Asking himself how he would have reacted if he had been at the Boston marathon Jenkins says ‘I feel it’s a fine dividing line, achieving a delicate balance between helping someone in need but also recording the situation without exploiting it. Under extreme pressure that sort of call is very hard to make. I sincerely hope I never have to.’

At the time of writing, a manhunt for the perpetrators of the Boston bombings is still underway, and US security forces have been pouring over thousands of photographs and videos taken by photographers at the event – both professional and amateur. One of our own contributors, Lauren Crabbe, was among them. You can read about her experiences that day here.


Jack Simpson

Vancouver …. June 1994 and 2011 Amazing how “fill in the descriptive word of your choice ” 🙁

for photojournalists …. in 1994 … scary but that’s the job

2011 …. oh cool, that’l be neat on Utube x 50,000 🙁


OY! the article you are referencing is about the line between SPORTS photography and photojournalism. not about the (unquestionably nonexistent) line between photojournalism and photography, photojournalism IS photography, that is why there is photo in the name.

not sure if it is a mistype, or just over sensationalizing a simple guardian article. fix it ether way.


Boston Globe photographer John Tlumacki can be seen shooting the first photograph above (runner down, with police), in this video at the 32 second point: http://www.youtube.com/watch?NR=1&feature=endscreen&v=rt-e4cbJ5iA

Read more: http://lightbox.time.com/2013/04/15/tragedy-in-boston-one-photographers-eyewitness-account/#ixzz2Qxwl9VLE

Carlos C

Having watched the video of the Boston Marathon bombing at least 20 times I did see at least one photographer that looked professional taking pictures, but also letting his camera hang by its strap as he helped to remove some of the barriers in front of the victims.

Zvonimir Tosic

Reflect this unfortunate tragedy to organised protests of photographers, who reacted on (what they believe were) severe restrictions of their rights to take photographs in public and other places.

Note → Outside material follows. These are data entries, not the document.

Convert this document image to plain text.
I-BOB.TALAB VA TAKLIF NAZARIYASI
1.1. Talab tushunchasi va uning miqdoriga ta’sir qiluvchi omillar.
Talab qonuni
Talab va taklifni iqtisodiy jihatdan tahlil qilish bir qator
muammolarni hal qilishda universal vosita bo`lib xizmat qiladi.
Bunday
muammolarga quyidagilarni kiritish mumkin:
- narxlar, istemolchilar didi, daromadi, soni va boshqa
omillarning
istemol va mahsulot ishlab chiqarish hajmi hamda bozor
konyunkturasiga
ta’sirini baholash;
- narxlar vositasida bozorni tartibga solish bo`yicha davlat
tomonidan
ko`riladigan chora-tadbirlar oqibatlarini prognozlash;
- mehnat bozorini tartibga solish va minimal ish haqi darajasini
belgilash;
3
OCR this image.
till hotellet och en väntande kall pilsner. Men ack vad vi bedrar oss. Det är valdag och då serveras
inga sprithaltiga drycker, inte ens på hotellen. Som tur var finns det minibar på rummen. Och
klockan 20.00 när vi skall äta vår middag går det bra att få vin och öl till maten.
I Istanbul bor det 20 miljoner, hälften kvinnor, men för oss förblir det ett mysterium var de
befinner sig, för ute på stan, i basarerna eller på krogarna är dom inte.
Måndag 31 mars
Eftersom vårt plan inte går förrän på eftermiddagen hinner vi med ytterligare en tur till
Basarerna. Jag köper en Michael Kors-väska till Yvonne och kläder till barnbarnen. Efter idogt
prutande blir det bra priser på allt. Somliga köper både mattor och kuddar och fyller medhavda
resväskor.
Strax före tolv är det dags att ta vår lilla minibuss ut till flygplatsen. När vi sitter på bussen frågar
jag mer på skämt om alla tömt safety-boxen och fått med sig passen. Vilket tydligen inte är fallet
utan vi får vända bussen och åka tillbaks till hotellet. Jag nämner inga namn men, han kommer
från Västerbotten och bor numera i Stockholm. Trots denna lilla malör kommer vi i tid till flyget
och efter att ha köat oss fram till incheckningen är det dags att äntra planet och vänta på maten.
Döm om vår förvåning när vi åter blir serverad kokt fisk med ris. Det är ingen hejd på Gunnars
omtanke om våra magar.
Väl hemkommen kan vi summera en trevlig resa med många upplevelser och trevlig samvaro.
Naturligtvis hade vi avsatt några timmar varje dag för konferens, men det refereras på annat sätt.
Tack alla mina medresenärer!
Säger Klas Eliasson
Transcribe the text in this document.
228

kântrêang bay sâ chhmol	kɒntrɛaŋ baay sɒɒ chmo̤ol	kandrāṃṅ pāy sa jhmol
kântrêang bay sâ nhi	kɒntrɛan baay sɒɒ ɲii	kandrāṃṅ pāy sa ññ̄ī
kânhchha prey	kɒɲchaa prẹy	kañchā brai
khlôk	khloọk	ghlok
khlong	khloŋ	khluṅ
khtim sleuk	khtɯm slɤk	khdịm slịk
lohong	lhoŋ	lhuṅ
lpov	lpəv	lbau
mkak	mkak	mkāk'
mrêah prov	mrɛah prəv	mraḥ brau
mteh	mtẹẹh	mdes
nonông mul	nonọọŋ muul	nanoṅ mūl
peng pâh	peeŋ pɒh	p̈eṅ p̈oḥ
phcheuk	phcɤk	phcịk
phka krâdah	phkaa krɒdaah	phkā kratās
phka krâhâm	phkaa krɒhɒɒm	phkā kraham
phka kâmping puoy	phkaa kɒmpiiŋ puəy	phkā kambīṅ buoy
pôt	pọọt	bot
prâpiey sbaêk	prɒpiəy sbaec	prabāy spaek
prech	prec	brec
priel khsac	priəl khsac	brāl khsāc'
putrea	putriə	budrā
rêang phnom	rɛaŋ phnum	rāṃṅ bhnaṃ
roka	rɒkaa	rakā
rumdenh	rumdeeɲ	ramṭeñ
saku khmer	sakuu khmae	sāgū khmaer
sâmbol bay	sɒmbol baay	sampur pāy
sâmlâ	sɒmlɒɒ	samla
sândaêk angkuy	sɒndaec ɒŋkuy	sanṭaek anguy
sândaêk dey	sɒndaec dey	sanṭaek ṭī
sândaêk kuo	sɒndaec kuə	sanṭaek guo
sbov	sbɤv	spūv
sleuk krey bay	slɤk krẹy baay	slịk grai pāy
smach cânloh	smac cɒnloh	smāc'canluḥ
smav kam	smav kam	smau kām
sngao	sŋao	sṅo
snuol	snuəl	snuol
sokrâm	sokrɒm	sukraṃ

In this case, without so many photographs taken by so many spectators, and police being unable to get them and analyse, it is very likely the suspects would never be found, and would be encouraged to commit even more crime.

By allowing people to take photographs more freely, and with expanding social media, we also have a very effective crime preventive. Governments may demand more budget money to tighten national security and limit photographers’ rights, or, they can be more relaxed and allow citizens and people of good will to be an active part of it.


Personally, without any medical training, I think I would have take shoot. But not shooting to show blood and bones, but instead, to capture the instant, the feeling, with respect for the injured and the deads.

As stated “I sincerely hope I never have to.”


As far as that fine line goes… I don’t think there was much the photographer could have done to help anyone unless he had some very specific medical training. When something like this happens, people rush to “help” and often get in the way of the EMTs and police.

Well meaning good Samaritans often add to the confusion and hinder the rescue effort. Panicked people without the proper training would do best just to stand clear, unless they are specifically asked to do something. This is the real fine line to worry about. Are you really helping or are you just getting in the way?

This isn’t like the case of the man who fell into the subway pit, where some said the photographer should have pulled him out rather than taking photos. Even in that case, the train was moving so fast and the photographer was so far away that he couldn’t have done anything.